И почему-то сладкая всего год назад Соломония показалась ему в этот час хуже горькой редьки. Опять же идти под венец, едва освободившись от постылой женки, ему очень не хотелось. Тем более без возможности выбора…

Закончился для Федора Никитича день так же неприятно, как и начался.

Возмущенный столь вопиющей утренней несправедливостью кот не просто отсиживался в темном углу — он лелеял коварные планы мести, и едва молодой хозяин улегся спать, как он, тихо пробравшись в его опочивальню, незамедлительно осуществил свое черное дело сначала в один, а затем, поднапрягшись изо всех кошачьих сил, и в другой сапог.

После этого он, гордо топорща пышные усы, предусмотрительно направился спать обратно за печку, заранее прикинув пути к бегству, если его все-таки обнаружат.

Но его не нашли, и он все следующее утро блаженствовал в своем тайном укрытии, наслаждаясь гневными воплями Федора Никитича и еле слышно мурлыча.

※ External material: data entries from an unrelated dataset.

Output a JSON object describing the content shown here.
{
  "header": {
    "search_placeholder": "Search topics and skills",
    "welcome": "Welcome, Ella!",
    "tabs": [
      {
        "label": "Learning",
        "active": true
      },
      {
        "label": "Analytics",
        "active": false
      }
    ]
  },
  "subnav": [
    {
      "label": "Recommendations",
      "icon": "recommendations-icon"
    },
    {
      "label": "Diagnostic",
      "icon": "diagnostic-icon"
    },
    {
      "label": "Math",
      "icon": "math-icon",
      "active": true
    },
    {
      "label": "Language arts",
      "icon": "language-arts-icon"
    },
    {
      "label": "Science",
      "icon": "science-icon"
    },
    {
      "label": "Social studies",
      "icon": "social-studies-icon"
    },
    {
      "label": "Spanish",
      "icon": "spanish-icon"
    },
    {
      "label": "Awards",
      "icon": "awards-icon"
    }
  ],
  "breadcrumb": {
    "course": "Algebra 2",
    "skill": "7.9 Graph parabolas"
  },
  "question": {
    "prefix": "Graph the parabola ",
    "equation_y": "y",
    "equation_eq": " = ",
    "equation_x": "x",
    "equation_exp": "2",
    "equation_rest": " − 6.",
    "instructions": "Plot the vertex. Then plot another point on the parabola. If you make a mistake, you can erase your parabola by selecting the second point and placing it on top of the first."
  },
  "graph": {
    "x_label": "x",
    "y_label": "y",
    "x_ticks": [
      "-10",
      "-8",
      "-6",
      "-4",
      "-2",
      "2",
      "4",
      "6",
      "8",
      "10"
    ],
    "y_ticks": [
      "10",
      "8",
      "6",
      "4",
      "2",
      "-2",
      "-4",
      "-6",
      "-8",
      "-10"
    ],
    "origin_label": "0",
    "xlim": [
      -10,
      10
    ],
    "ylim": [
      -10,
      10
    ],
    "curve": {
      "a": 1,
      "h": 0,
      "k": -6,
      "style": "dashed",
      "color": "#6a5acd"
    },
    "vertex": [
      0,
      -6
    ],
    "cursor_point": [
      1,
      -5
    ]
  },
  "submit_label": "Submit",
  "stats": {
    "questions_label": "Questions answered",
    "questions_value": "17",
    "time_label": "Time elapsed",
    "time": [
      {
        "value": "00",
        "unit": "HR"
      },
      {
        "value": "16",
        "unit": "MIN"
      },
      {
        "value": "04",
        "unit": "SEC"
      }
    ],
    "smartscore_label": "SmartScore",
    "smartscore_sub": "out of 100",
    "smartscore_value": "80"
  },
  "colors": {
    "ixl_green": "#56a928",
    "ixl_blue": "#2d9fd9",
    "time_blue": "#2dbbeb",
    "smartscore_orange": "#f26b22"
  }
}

А Никита Романович охал не зря. Его разговор с Иваном Васильевичем Шестовым вышел долгим и тяжким.

Поначалу тот и слушать не хотел о каком-либо примирительном согласии, заявив, что, раз ссильничал девку, пусть держит ответ своей головой.

Никита Романович похолодел. Что значит головой? Это значит, что ее с плеч, ибо за таковское деяние приговор суров, и полагаться на царскую милость — дело последнее, то ли будет она, то ли нет, причем скорей всего последнее.

Принялся урезонивать. Мол, Федьке беспутному туда и дорога, спору нет, но и то помыслить надо, что родич. Как ни крути, а женка его, Прасковья, — родная тетка брюхатой дочери Шестова.

Опять же навряд ли государь поверит, что Федор ее ссильничал — чай, Захарьины-Юрьевы на Москве из первых. И лик словно с иконы писан, и прочее взять — тоже из лучших.

Вон в Москве уже и поговорка сложилась. Как кого похвалить желают, дескать, хорошо кафтан сидит, так прямо с его сыном и сравнивают, мол, яко Федор Никитич, право слово.

Брехал, конечно, не без того.

Да и присказку эту только что выдумал, но тут уж какой грех — коль торговля, так свой товар расхваливать, пусть и сверх меры, не в зазор, а напротив — положено.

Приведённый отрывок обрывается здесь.